Que doivent savoir les étoiles montantes de la gestion de placements pour passer à la suite C?

Depuis 50 ans, le CFA Institute s'est associé à la Harvard Business School pour l'atelier de gestion des investissements (IMW), un séminaire consacré aux problèmes stratégiques spécifiques à l'industrie auxquels notre profession est confrontée.

En tant qu'ancien participant de l'IMW, j'ai eu le privilège de discuter du séminaire avec Luis Viceira, qui est également doyen associé principal de HBS et coprésident de l'IMW depuis 18 ans. Notre vaste conversation a porté sur ses expériences avec l'atelier ainsi que sur les derniers développements stratégiques dans l'industrie de la gestion de placements.

Paul Kovarsky, CFA: Commençons par votre carrière à la Harvard Business School. . .

Luis Viceira: J'ai rejoint la faculté en 1998, donc nous nous dirigeons maintenant vers 20 ans sur la faculté. Je fais partie de la faculté des finances ici à l'école.
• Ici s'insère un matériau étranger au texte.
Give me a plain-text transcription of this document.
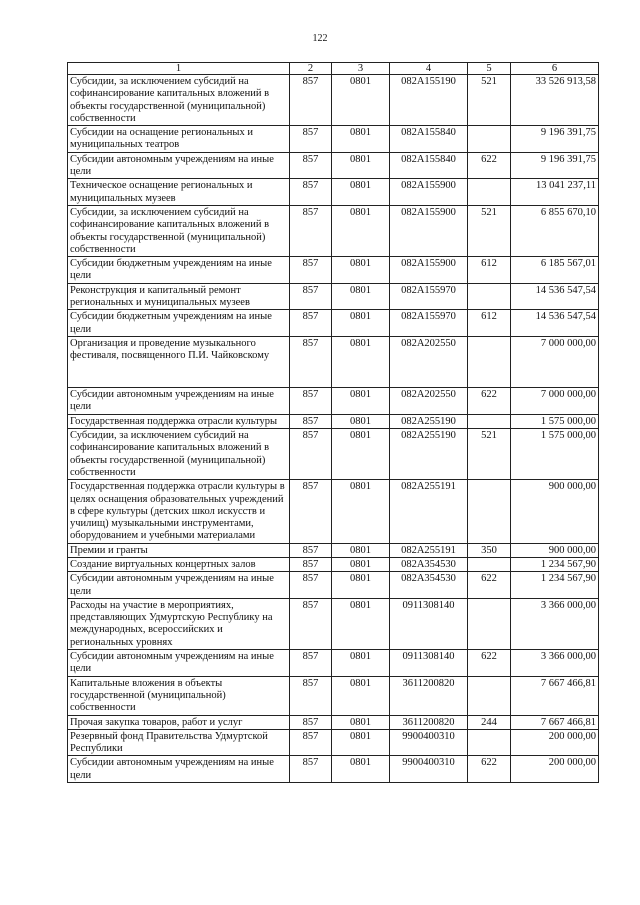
122
1	2	3	4	5	6
Субсидии, за исключением субсидий на софинансирование капитальных вложений в объекты государственной (муниципальной) собственности	857	0801	082A155190	521	33 526 913,58
Субсидии на оснащение региональных и муниципальных театров	857	0801	082A155840		9 196 391,75
Субсидии автономным учреждениям на иные цели	857	0801	082A155840	622	9 196 391,75
Техническое оснащение региональных и муниципальных музеев	857	0801	082A155900		13 041 237,11
Субсидии, за исключением субсидий на софинансирование капитальных вложений в объекты государственной (муниципальной) собственности	857	0801	082A155900	521	6 855 670,10
Субсидии бюджетным учреждениям на иные цели	857	0801	082A155900	612	6 185 567,01
Реконструкция и капитальный ремонт региональных и муниципальных музеев	857	0801	082A155970		14 536 547,54
Субсидии бюджетным учреждениям на иные цели	857	0801	082A155970	612	14 536 547,54
Организация и проведение музыкального фестиваля, посвященного П.И. Чайковскому	857	0801	082A202550		7 000 000,00
Субсидии автономным учреждениям на иные цели	857	0801	082A202550	622	7 000 000,00
Государственная поддержка отрасли культуры	857	0801	082A255190		1 575 000,00
Субсидии, за исключением субсидий на софинансирование капитальных вложений в объекты государственной (муниципальной) собственности	857	0801	082A255190	521	1 575 000,00
Государственная поддержка отрасли культуры в целях оснащения образовательных учреждений в сфере культуры (детских школ искусств и училищ) музыкальными инструментами, оборудованием и учебными материалами	857	0801	082A255191		900 000,00
Премии и гранты	857	0801	082A255191	350	900 000,00
Создание виртуальных концертных залов	857	0801	082A354530		1 234 567,90
Субсидии автономным учреждениям на иные цели	857	0801	082A354530	622	1 234 567,90
Расходы на участие в мероприятиях, представляющих Удмуртскую Республику на международных, всероссийских и региональных уровнях	857	0801	0911308140		3 366 000,00
Субсидии автономным учреждениям на иные цели	857	0801	0911308140	622	3 366 000,00
Капитальные вложения в объекты государственной (муниципальной) собственности	857	0801	3611200820		7 667 466,81
Прочая закупка товаров, работ и услуг	857	0801	3611200820	244	7 667 466,81
Резервный фонд Правительства Удмуртской Республики	857	0801	9900400310		200 000,00
Субсидии автономным учреждениям на иные цели	857	0801	9900400310	622	200 000,00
Toute ma carrière a été consacrée aux marchés des capitaux, aux investissements et à la gestion des investissements. J'ai toujours été très à l'écoute de ce qui se passe dans l'industrie par le biais de mon écriture de cas et de tous mes autres travaux en dehors de l'école. J’ai un intérêt de longue date pour comprendre cette industrie et ce qui se passe avec elle, quelles sont les tendances et ce que nous faisons.

Qu'est-ce qui vous inspire à enseigner chaque année l'atelier sur la gestion des placements?

Je dois dire que c'est l'une des expériences les plus énergisantes que j'ai vécues au cours de l'année. Personnellement, je le vois – et le reste de la faculté du séminaire le voit – comme un privilège. C'est un privilège d'avoir un groupe de personnes très actives et très actives dans l'industrie et des stars prometteuses qui se réunissent chaque année pour discuter et parler des dernières tendances.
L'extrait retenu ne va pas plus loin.